One area of continuing research in fluid jet cutting is the problem of dispersion of the jet, both as it leaves the nozzle and also as it passes through materials to be cut. Accordingly, the prior art is replete with a number of concepts for avoiding dispersion to thereby reduce the wetting of the material being cut and provide a better finish along the surfaces so cut by the high-pressure nozzle.
One prior art attempt is shown in Franz, U.S. Pat. No. 3,750,961. In that patent, a high-velocity fluid jet nozzle is shown utilizing a heavy walled vitreous body having a jet orifice of substantially greater length than the cross-section diameter of the orifice itself. The orifice is defined by a smooth surface which blends into an entry chamber defined by the vitreous body.
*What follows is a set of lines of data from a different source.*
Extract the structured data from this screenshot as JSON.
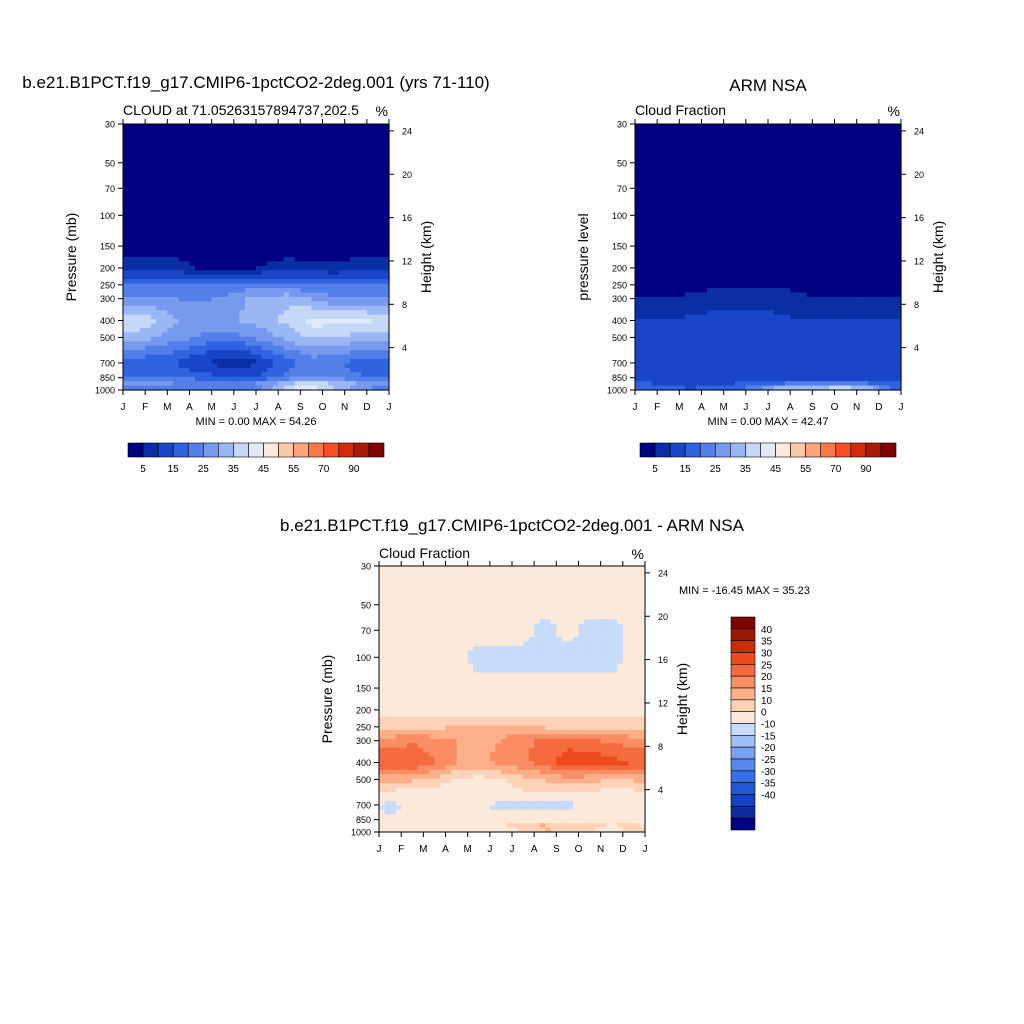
{
  "colors": {
    "abs_levels": [
      "#000080",
      "#0a2fa5",
      "#1846c6",
      "#2f63e0",
      "#527fe8",
      "#7799ee",
      "#9ab6f3",
      "#c6d8f8",
      "#e0ebfa",
      "#fde9d9",
      "#fcc9a8",
      "#fba47c",
      "#f77a4f",
      "#f54d24",
      "#d52b0a",
      "#a81a0a",
      "#7f0000"
    ],
    "diff_levels": [
      "#000080",
      "#0b2da0",
      "#1442c0",
      "#2458d8",
      "#3a6ee6",
      "#5888ee",
      "#7aa2f2",
      "#a1bff6",
      "#c7dbfa",
      "#fde9d9",
      "#fdd2b6",
      "#fcb08a",
      "#f98d63",
      "#f56b3f",
      "#ec4a1b",
      "#c82d08",
      "#9a1808",
      "#7f0000"
    ]
  },
  "panels": {
    "left": {
      "title": "b.e21.B1PCT.f19_g17.CMIP6-1pctCO2-2deg.001 (yrs 71-110)",
      "left_string": "CLOUD at 71.05263157894737,202.5",
      "right_string": "%",
      "ylabel": "Pressure (mb)",
      "ylabel_right": "Height (km)",
      "minmax": "MIN =   0.00 MAX =  54.26"
    },
    "right": {
      "title": "ARM NSA",
      "left_string": "Cloud Fraction",
      "right_string": "%",
      "ylabel": "pressure level",
      "ylabel_right": "Height (km)",
      "minmax": "MIN =   0.00 MAX =  42.47"
    },
    "diff": {
      "title": "b.e21.B1PCT.f19_g17.CMIP6-1pctCO2-2deg.001 - ARM NSA",
      "left_string": "Cloud Fraction",
      "right_string": "%",
      "ylabel": "Pressure (mb)",
      "ylabel_right": "Height (km)",
      "minmax": "MIN = -16.45 MAX =  35.23"
    }
  },
  "chart_data": [
    {
      "type": "heatmap",
      "title": "b.e21.B1PCT.f19_g17.CMIP6-1pctCO2-2deg.001 (yrs 71-110)",
      "subtitle": "CLOUD at 71.05263157894737,202.5",
      "units": "%",
      "xlabel": "",
      "ylabel": "Pressure (mb)",
      "ylabel_right": "Height (km)",
      "x_ticks": [
        "J",
        "F",
        "M",
        "A",
        "M",
        "J",
        "J",
        "A",
        "S",
        "O",
        "N",
        "D",
        "J"
      ],
      "y_ticks_pressure": [
        30,
        50,
        70,
        100,
        150,
        200,
        250,
        300,
        400,
        500,
        700,
        850,
        1000
      ],
      "y_ticks_height": [
        4,
        8,
        12,
        16,
        20,
        24
      ],
      "y_scale": "log, reversed",
      "colorbar_labels": [
        "5",
        "15",
        "25",
        "35",
        "45",
        "55",
        "70",
        "90"
      ],
      "min": 0.0,
      "max": 54.26,
      "profile": {
        "pressure": [
          1000,
          900,
          850,
          700,
          600,
          500,
          400,
          300,
          250,
          200,
          150,
          100,
          30
        ],
        "values_Jan_to_Dec": [
          [
            22,
            24,
            24,
            23,
            22,
            21,
            26,
            42,
            44,
            36,
            28,
            22
          ],
          [
            26,
            26,
            25,
            24,
            24,
            24,
            26,
            33,
            37,
            33,
            30,
            27
          ],
          [
            20,
            20,
            20,
            18,
            15,
            14,
            17,
            22,
            25,
            24,
            21,
            20
          ],
          [
            17,
            16,
            14,
            10,
            8,
            7,
            12,
            18,
            22,
            21,
            18,
            17
          ],
          [
            24,
            22,
            20,
            16,
            14,
            14,
            19,
            24,
            28,
            27,
            25,
            24
          ],
          [
            33,
            30,
            27,
            24,
            23,
            24,
            28,
            32,
            36,
            35,
            33,
            33
          ],
          [
            39,
            36,
            30,
            28,
            28,
            31,
            33,
            37,
            42,
            42,
            41,
            40
          ],
          [
            25,
            26,
            25,
            24,
            26,
            30,
            32,
            34,
            30,
            26,
            26,
            25
          ],
          [
            20,
            20,
            20,
            20,
            21,
            22,
            22,
            21,
            20,
            20,
            20,
            20
          ],
          [
            7,
            8,
            7,
            4,
            3,
            3,
            6,
            8,
            7,
            6,
            8,
            8
          ],
          [
            2,
            2,
            2,
            1,
            1,
            1,
            1,
            1,
            1,
            1,
            1,
            2
          ],
          [
            0,
            0,
            0,
            0,
            0,
            0,
            0,
            0,
            0,
            0,
            0,
            0
          ],
          [
            0,
            0,
            0,
            0,
            0,
            0,
            0,
            0,
            0,
            0,
            0,
            0
          ]
        ]
      }
    },
    {
      "type": "heatmap",
      "title": "ARM NSA",
      "subtitle": "Cloud Fraction",
      "units": "%",
      "xlabel": "",
      "ylabel": "pressure level",
      "ylabel_right": "Height (km)",
      "x_ticks": [
        "J",
        "F",
        "M",
        "A",
        "M",
        "J",
        "J",
        "A",
        "S",
        "O",
        "N",
        "D",
        "J"
      ],
      "y_ticks_pressure": [
        30,
        50,
        70,
        100,
        150,
        200,
        250,
        300,
        400,
        500,
        700,
        850,
        1000
      ],
      "y_ticks_height": [
        4,
        8,
        12,
        16,
        20,
        24
      ],
      "y_scale": "log, reversed",
      "colorbar_labels": [
        "5",
        "15",
        "25",
        "35",
        "45",
        "55",
        "70",
        "90"
      ],
      "min": 0.0,
      "max": 42.47,
      "profile": {
        "pressure": [
          1000,
          950,
          900,
          850,
          700,
          600,
          500,
          400,
          300,
          250,
          200,
          150,
          100,
          30
        ],
        "values_Jan_to_Dec": [
          [
            14,
            14,
            13,
            15,
            17,
            22,
            35,
            38,
            40,
            42,
            36,
            20
          ],
          [
            18,
            17,
            16,
            17,
            18,
            24,
            30,
            32,
            30,
            32,
            28,
            20
          ],
          [
            14,
            13,
            12,
            12,
            13,
            18,
            14,
            18,
            16,
            18,
            16,
            14
          ],
          [
            13,
            12,
            11,
            10,
            11,
            14,
            12,
            13,
            12,
            12,
            12,
            12
          ],
          [
            14,
            13,
            11,
            10,
            11,
            13,
            12,
            12,
            11,
            12,
            12,
            13
          ],
          [
            13,
            14,
            13,
            11,
            12,
            12,
            12,
            12,
            12,
            12,
            13,
            13
          ],
          [
            12,
            12,
            13,
            12,
            12,
            13,
            12,
            12,
            11,
            12,
            12,
            12
          ],
          [
            10,
            10,
            11,
            12,
            12,
            11,
            11,
            10,
            10,
            10,
            10,
            10
          ],
          [
            5,
            5,
            6,
            7,
            8,
            9,
            8,
            6,
            5,
            5,
            5,
            5
          ],
          [
            2,
            2,
            3,
            4,
            4,
            4,
            4,
            3,
            2,
            2,
            2,
            2
          ],
          [
            1,
            1,
            1,
            1,
            2,
            2,
            2,
            1,
            1,
            1,
            1,
            1
          ],
          [
            0,
            0,
            0,
            0,
            1,
            1,
            1,
            0,
            0,
            0,
            0,
            0
          ],
          [
            0,
            0,
            0,
            0,
            0,
            0,
            0,
            0,
            0,
            0,
            0,
            0
          ],
          [
            0,
            0,
            0,
            0,
            0,
            0,
            0,
            0,
            0,
            0,
            0,
            0
          ]
        ]
      }
    },
    {
      "type": "heatmap",
      "title": "b.e21.B1PCT.f19_g17.CMIP6-1pctCO2-2deg.001 - ARM NSA",
      "subtitle": "Cloud Fraction",
      "units": "%",
      "xlabel": "",
      "ylabel": "Pressure (mb)",
      "ylabel_right": "Height (km)",
      "x_ticks": [
        "J",
        "F",
        "M",
        "A",
        "M",
        "J",
        "J",
        "A",
        "S",
        "O",
        "N",
        "D",
        "J"
      ],
      "y_ticks_pressure": [
        30,
        50,
        70,
        100,
        150,
        200,
        250,
        300,
        400,
        500,
        700,
        850,
        1000
      ],
      "y_ticks_height": [
        4,
        8,
        12,
        16,
        20,
        24
      ],
      "y_scale": "log, reversed",
      "colorbar_labels": [
        "40",
        "35",
        "30",
        "25",
        "20",
        "15",
        "10",
        "0",
        "-10",
        "-15",
        "-20",
        "-25",
        "-30",
        "-35",
        "-40"
      ],
      "min": -16.45,
      "max": 35.23,
      "profile": {
        "pressure": [
          1000,
          950,
          900,
          850,
          700,
          600,
          500,
          400,
          300,
          250,
          200,
          150,
          100,
          70,
          50,
          30
        ],
        "values_Jan_to_Dec": [
          [
            2,
            3,
            2,
            3,
            4,
            3,
            -8,
            4,
            3,
            2,
            -3,
            2
          ],
          [
            8,
            7,
            6,
            7,
            8,
            14,
            24,
            24,
            20,
            18,
            16,
            22
          ],
          [
            4,
            4,
            5,
            6,
            6,
            6,
            8,
            11,
            9,
            10,
            6,
            6
          ],
          [
            2,
            2,
            3,
            3,
            2,
            2,
            5,
            6,
            6,
            7,
            4,
            3
          ],
          [
            -3,
            2,
            3,
            2,
            2,
            -2,
            -3,
            -4,
            -3,
            2,
            2,
            2
          ],
          [
            8,
            7,
            6,
            5,
            4,
            6,
            9,
            10,
            10,
            8,
            8,
            8
          ],
          [
            18,
            16,
            14,
            10,
            8,
            10,
            13,
            16,
            18,
            17,
            15,
            16
          ],
          [
            30,
            30,
            26,
            20,
            18,
            22,
            24,
            28,
            33,
            34,
            32,
            30
          ],
          [
            22,
            24,
            22,
            20,
            18,
            20,
            24,
            26,
            28,
            26,
            24,
            22
          ],
          [
            14,
            14,
            14,
            15,
            16,
            17,
            16,
            14,
            14,
            14,
            14,
            14
          ],
          [
            6,
            6,
            6,
            6,
            6,
            6,
            6,
            6,
            6,
            6,
            6,
            6
          ],
          [
            2,
            2,
            2,
            2,
            2,
            2,
            2,
            2,
            2,
            2,
            2,
            2
          ],
          [
            2,
            2,
            2,
            2,
            -2,
            -2,
            -2,
            -2,
            -2,
            -2,
            -2,
            2
          ],
          [
            2,
            2,
            2,
            2,
            2,
            2,
            2,
            -2,
            2,
            -2,
            -2,
            2
          ],
          [
            2,
            2,
            2,
            2,
            2,
            2,
            2,
            2,
            2,
            2,
            2,
            2
          ],
          [
            2,
            2,
            2,
            2,
            2,
            2,
            2,
            2,
            2,
            2,
            2,
            2
          ]
        ]
      }
    }
  ]
}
This system attempts to reduce the problem of dispersion by careful contouring and the reduction of upstream hydrodynamic turbulence.
Another approach is shown in Chadwick, et al., U.S. Pat. No. 3,756,106, where a corundum crystal having an orifice of specific geometry is capable of producing a well-defined fluid cutting jet. While all of these prior art nozzles are directed toward the achievement of a better shaped jet by providing carefully contoured surfaces of particular geometric relationships, one problem which remains is that of leakage around the nozzle elements themselves.
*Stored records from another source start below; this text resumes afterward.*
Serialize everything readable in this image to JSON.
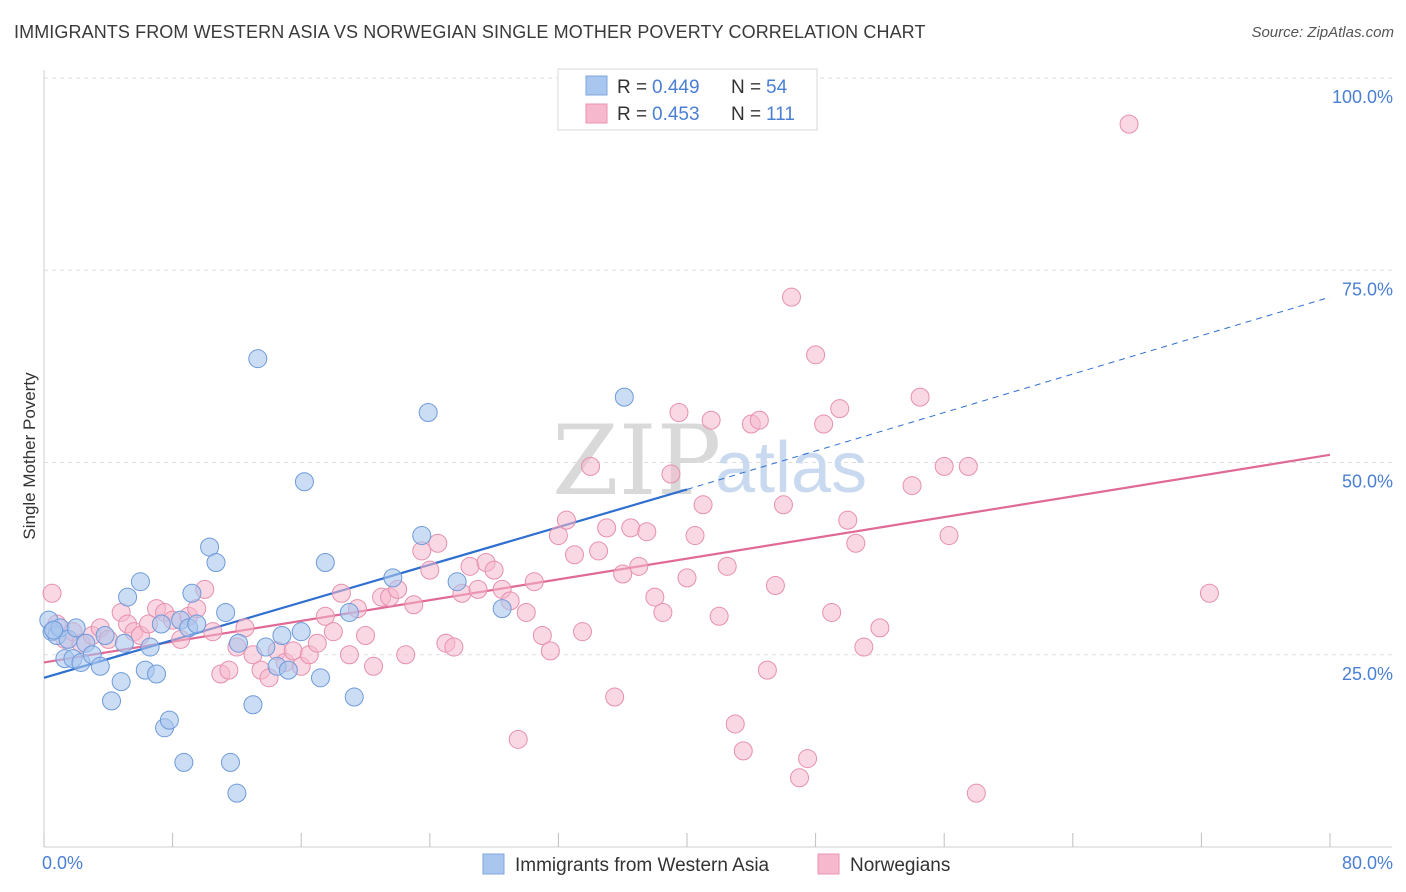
{
  "header": {
    "title": "IMMIGRANTS FROM WESTERN ASIA VS NORWEGIAN SINGLE MOTHER POVERTY CORRELATION CHART",
    "source": "Source: ZipAtlas.com"
  },
  "watermark": {
    "part1": "ZIP",
    "part2": "atlas"
  },
  "colors": {
    "blue": "#4a7fd4",
    "blue_fill": "#a9c6ee",
    "blue_line": "#2f6fcf",
    "pink": "#e0608e",
    "pink_fill": "#f6b8cc",
    "pink_line": "#e06a96",
    "grid": "#dddddd"
  },
  "legend_top": {
    "rows": [
      {
        "r_label": "R = ",
        "r_value": "0.449",
        "n_label": "N = ",
        "n_value": "54"
      },
      {
        "r_label": "R = ",
        "r_value": "0.453",
        "n_label": "N = ",
        "n_value": "111"
      }
    ]
  },
  "chart_data": {
    "type": "scatter",
    "title": "IMMIGRANTS FROM WESTERN ASIA VS NORWEGIAN SINGLE MOTHER POVERTY CORRELATION CHART",
    "xlabel": "",
    "ylabel": "Single Mother Poverty",
    "xlim": [
      0,
      80
    ],
    "ylim": [
      0,
      100
    ],
    "x_tick_labels": [
      "0.0%",
      "80.0%"
    ],
    "y_ticks": [
      25,
      50,
      75,
      100
    ],
    "y_tick_labels": [
      "25.0%",
      "50.0%",
      "75.0%",
      "100.0%"
    ],
    "grid": true,
    "series": [
      {
        "name": "Immigrants from Western Asia",
        "color": "blue",
        "r": 0.449,
        "n": 54,
        "trend": {
          "x0": 0,
          "y0": 22,
          "x1": 40,
          "y1": 46.5,
          "dashed_to_x": 80,
          "dashed_to_y": 71.5
        },
        "points": [
          [
            0.3,
            29.5
          ],
          [
            0.5,
            28
          ],
          [
            0.8,
            27.5
          ],
          [
            1.0,
            28.5
          ],
          [
            1.3,
            24.5
          ],
          [
            1.5,
            27
          ],
          [
            1.8,
            24.5
          ],
          [
            2.0,
            28.5
          ],
          [
            2.3,
            24
          ],
          [
            2.6,
            26.5
          ],
          [
            3.0,
            25
          ],
          [
            3.5,
            23.5
          ],
          [
            4.2,
            19
          ],
          [
            4.8,
            21.5
          ],
          [
            5.2,
            32.5
          ],
          [
            6.0,
            34.5
          ],
          [
            6.3,
            23
          ],
          [
            6.6,
            26
          ],
          [
            7.0,
            22.5
          ],
          [
            7.3,
            29
          ],
          [
            7.5,
            15.5
          ],
          [
            7.8,
            16.5
          ],
          [
            8.5,
            29.5
          ],
          [
            8.7,
            11
          ],
          [
            9.0,
            28.5
          ],
          [
            9.2,
            33
          ],
          [
            10.3,
            39
          ],
          [
            10.7,
            37
          ],
          [
            11.3,
            30.5
          ],
          [
            11.6,
            11
          ],
          [
            12.0,
            7
          ],
          [
            12.1,
            26.5
          ],
          [
            13.0,
            18.5
          ],
          [
            13.3,
            63.5
          ],
          [
            13.8,
            26
          ],
          [
            14.5,
            23.5
          ],
          [
            14.8,
            27.5
          ],
          [
            15.2,
            23
          ],
          [
            16.0,
            28
          ],
          [
            16.2,
            47.5
          ],
          [
            17.2,
            22
          ],
          [
            17.5,
            37
          ],
          [
            19.0,
            30.5
          ],
          [
            19.3,
            19.5
          ],
          [
            21.7,
            35
          ],
          [
            23.5,
            40.5
          ],
          [
            23.9,
            56.5
          ],
          [
            25.7,
            34.5
          ],
          [
            28.5,
            31
          ],
          [
            36.1,
            58.5
          ],
          [
            5.0,
            26.5
          ],
          [
            9.5,
            29
          ],
          [
            3.8,
            27.5
          ],
          [
            0.6,
            28.2
          ]
        ]
      },
      {
        "name": "Norwegians",
        "color": "pink",
        "r": 0.453,
        "n": 111,
        "trend": {
          "x0": 0,
          "y0": 24,
          "x1": 80,
          "y1": 51
        },
        "points": [
          [
            0.5,
            33
          ],
          [
            0.8,
            29
          ],
          [
            1.3,
            27
          ],
          [
            1.8,
            28
          ],
          [
            2.3,
            26.5
          ],
          [
            3.0,
            27.5
          ],
          [
            3.5,
            28.5
          ],
          [
            4.0,
            27
          ],
          [
            4.8,
            30.5
          ],
          [
            5.2,
            29
          ],
          [
            5.6,
            28
          ],
          [
            6.0,
            27.5
          ],
          [
            6.5,
            29
          ],
          [
            7.0,
            31
          ],
          [
            7.5,
            30.5
          ],
          [
            8.0,
            29.5
          ],
          [
            8.5,
            27
          ],
          [
            9.0,
            30
          ],
          [
            9.5,
            31
          ],
          [
            10.0,
            33.5
          ],
          [
            10.5,
            28
          ],
          [
            11.0,
            22.5
          ],
          [
            11.5,
            23
          ],
          [
            12.0,
            26
          ],
          [
            12.5,
            28.5
          ],
          [
            13.0,
            25
          ],
          [
            13.5,
            23
          ],
          [
            14.0,
            22
          ],
          [
            14.5,
            25.5
          ],
          [
            15.0,
            24
          ],
          [
            15.5,
            25.5
          ],
          [
            16.0,
            23.5
          ],
          [
            16.5,
            25
          ],
          [
            17.0,
            26.5
          ],
          [
            17.5,
            30
          ],
          [
            18.0,
            28
          ],
          [
            18.5,
            33
          ],
          [
            19.0,
            25
          ],
          [
            19.5,
            31
          ],
          [
            20.0,
            27.5
          ],
          [
            20.5,
            23.5
          ],
          [
            21.0,
            32.5
          ],
          [
            21.5,
            32.5
          ],
          [
            22.0,
            33.5
          ],
          [
            22.5,
            25
          ],
          [
            23.0,
            31.5
          ],
          [
            23.5,
            38.5
          ],
          [
            24.0,
            36
          ],
          [
            24.5,
            39.5
          ],
          [
            25.0,
            26.5
          ],
          [
            25.5,
            26
          ],
          [
            26.0,
            33
          ],
          [
            26.5,
            36.5
          ],
          [
            27.0,
            33.5
          ],
          [
            27.5,
            37
          ],
          [
            28.0,
            36
          ],
          [
            28.5,
            33.5
          ],
          [
            29.0,
            32
          ],
          [
            29.5,
            14
          ],
          [
            30.0,
            30.5
          ],
          [
            30.5,
            34.5
          ],
          [
            31.0,
            27.5
          ],
          [
            31.5,
            25.5
          ],
          [
            32.0,
            40.5
          ],
          [
            32.5,
            42.5
          ],
          [
            33.0,
            38
          ],
          [
            33.5,
            28
          ],
          [
            34.0,
            49.5
          ],
          [
            34.5,
            38.5
          ],
          [
            35.0,
            41.5
          ],
          [
            35.5,
            19.5
          ],
          [
            36.0,
            35.5
          ],
          [
            36.5,
            41.5
          ],
          [
            37.0,
            36.5
          ],
          [
            37.5,
            41
          ],
          [
            38.0,
            32.5
          ],
          [
            38.5,
            30.5
          ],
          [
            39.0,
            48.5
          ],
          [
            39.5,
            56.5
          ],
          [
            40.0,
            35
          ],
          [
            40.5,
            40.5
          ],
          [
            41.0,
            44.5
          ],
          [
            41.5,
            55.5
          ],
          [
            42.0,
            30
          ],
          [
            42.5,
            36.5
          ],
          [
            43.0,
            16
          ],
          [
            43.5,
            12.5
          ],
          [
            44.0,
            55
          ],
          [
            44.5,
            55.5
          ],
          [
            45.0,
            23
          ],
          [
            45.5,
            34
          ],
          [
            46.0,
            44.5
          ],
          [
            46.5,
            71.5
          ],
          [
            47.0,
            9
          ],
          [
            47.5,
            11.5
          ],
          [
            48.0,
            64
          ],
          [
            48.5,
            55
          ],
          [
            49.0,
            30.5
          ],
          [
            49.5,
            57
          ],
          [
            50.0,
            42.5
          ],
          [
            50.5,
            39.5
          ],
          [
            51.0,
            26
          ],
          [
            52.0,
            28.5
          ],
          [
            54.0,
            47
          ],
          [
            54.5,
            58.5
          ],
          [
            56.0,
            49.5
          ],
          [
            56.3,
            40.5
          ],
          [
            57.5,
            49.5
          ],
          [
            58.0,
            7
          ],
          [
            67.5,
            94
          ],
          [
            72.5,
            33
          ]
        ]
      }
    ]
  },
  "legend_bottom": {
    "items": [
      {
        "label": "Immigrants from Western Asia"
      },
      {
        "label": "Norwegians"
      }
    ]
  }
}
A recent attempt at providing a collimated jet stream which reduces kerf widths, thereby improving the finish of the cut surfaces, is shown in Thomas, et al., U.S. Pat. No. 3,997,111. In Thomas, et al., collimation of the jet occurs by having a housing interconnected between the source of fluid under pressure and the nozzle. The housing defines a flow collimating chamber located directly upstream of the nozzle to receive the liquid from the high-pressure generating equipment and deliver the liquid directly to the chamber for expulsion. This flow chamber which provides the collimation function is of a specific ratio to the discharge opening of the nozzle. Thomas, et al. specifies the minimum ratio of the cross-sectional area of the flow chamber to be one hundred times that of the discharge opening of the nozzle, and preferably greater than two hundred times that of the nozzle. An outside range is approximately 1400 times as set forth in the specification of that patent. While collimation occurs producing very narrow diameter jets, in actual practice, the system defined in U.S. Pat. No. 3,997,111 has been susceptible to various mechanical breakdown phenomena. In order to improve the problems of nozzle handling and leakage about the nozzle, Thomas, et al. utilizes a washer or mounting ring about the sapphire nozzle such that a deformation takes place when the system is under pressure. The sapphire nozzle in Thomas, et al, is mounted in an elastically deformable washer or mounting ring. This ring is to provide a seal between the nozzle element and the nozzle housing and to exert uniform pressure radially to the sides of the nozzle element. This elastic ring, accordingly, is designed to prevent cracking of the sapphire nozzle element or damage to it, and to reduce the tolerance requirements between the lateral surface of the counterbore and the lateral surface of the nozzle element, and to provide an adequate seal between the nozzle element and the bottom wall of the nozzle housing against which the nozzle element rests.